Original Article


Spatial structure of precipitation in the Brazilian Amazonia: geostatistics with block kriging


The Geostatistical analysis is an important tool for identifying distances over which rainfall shows spatial correlation. The objectives of the present work are: to model the spatial structure of rainfall patterns in the Brazilian rainforest using three timescales and to assess kriging interpolation for predicting rainfall data at ungauged sites. We used Geostatistical modeling combined with block kriging. The rainfall data were collected from 218 rain gauges corresponding to 64 municipalities located within 9 Amazonia states. Data corresponded to monthly mean rainfall and annual rainfall computed from historical records. The last date for data collection was December 2015. Three timescales were considered: months with minimum and maximum rainfall, January-June and July-December time periods and annual rainfall. The spherical model fitted reasonably well the semivariograms corresponding to March and January-June, the Gaussian model fitted quite well the semivariograms corresponding to September and July-December periods while the exponential model fitted the annual rainfall. The cross-validation analyses based on Mean Absolute Error and goodness-of-prediction statistics showed that kriged values (kriging maps) could be better predictors of rainfall for areas without rain gauges (unsampled zones) than mean rainfall values computed from adjacent sampled areas. It was found a significant negative statistical relationship between forest loss and rainfall occurrence which confirms the influence of deforestation on the hydrology of the Amazon basin.

Key words: 

Amazonian Rainforest; Geostatistics; Spatial Variability; Hydrology.


The Amazonian rainforest is connected to the global hydrological cycle (Yoon & Zeng, 2010). Deforestation so as intense fires are factors affecting rainfall distribution and the Amazonian climate in general (Coe et. al., 2013).

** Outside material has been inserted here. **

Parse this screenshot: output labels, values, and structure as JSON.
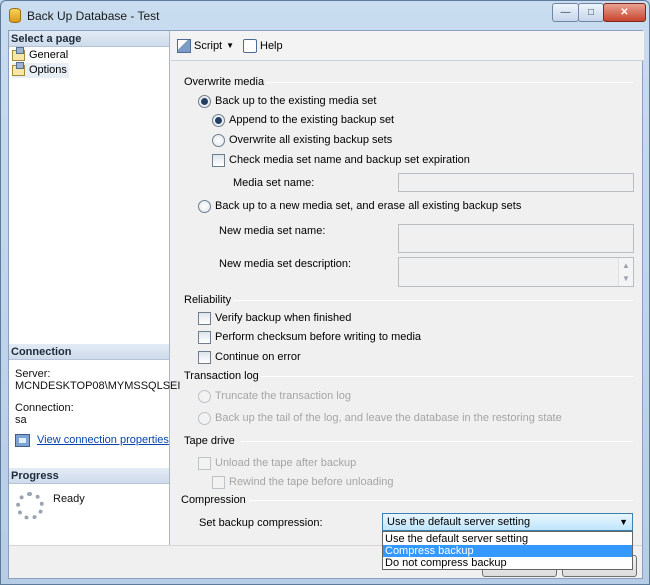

Bonini et. al. (2014) found negative correlations between deforestation and rainfall in Mato Grosso. Some studies have shown a decrease in regional evapotranspiration and precipitation due to increase in surface temperature associated to large-scale deforestation (Sellers et. al., 1997). This alters the hydrological cycle and influences the regional climate (Bagley et. al., 2014). Debortoli et. al. (2015) found that the rainy season was shorter at 88 % of the 200 observed rain gauges. Rainfall occurrence at the Northeast and the Southern regions of Brazil is influenced by the seasonal displacement of the Intertropical Convergence Zone and the South Atlantic Convergence Zone (Marengo et. al., 2011).

Rainfall variability in the Amazonia is correlated with the sea surface temperature patterns in the Atlantic and Pacific oceans during December, January and February (Martins et. al., 2015). The reality is complex since past investigations have shown a decadal intensification of rainfall over the whole Amazon basin (Chen et. al., 2002). The vulnerability of the region could be clear by the fact that Amazonia experienced its worst drought events in 2005 and 2010 (Davidson et. al., 2012). However, it has been hypothesized that a physical mechanism of forest-induced atmospheric circulation called biotic pump by Makarieva & Gorshkov (2007) was responsible of the Amazonian forests greened-up during that 2005 drought (Saleska et. al., 2007).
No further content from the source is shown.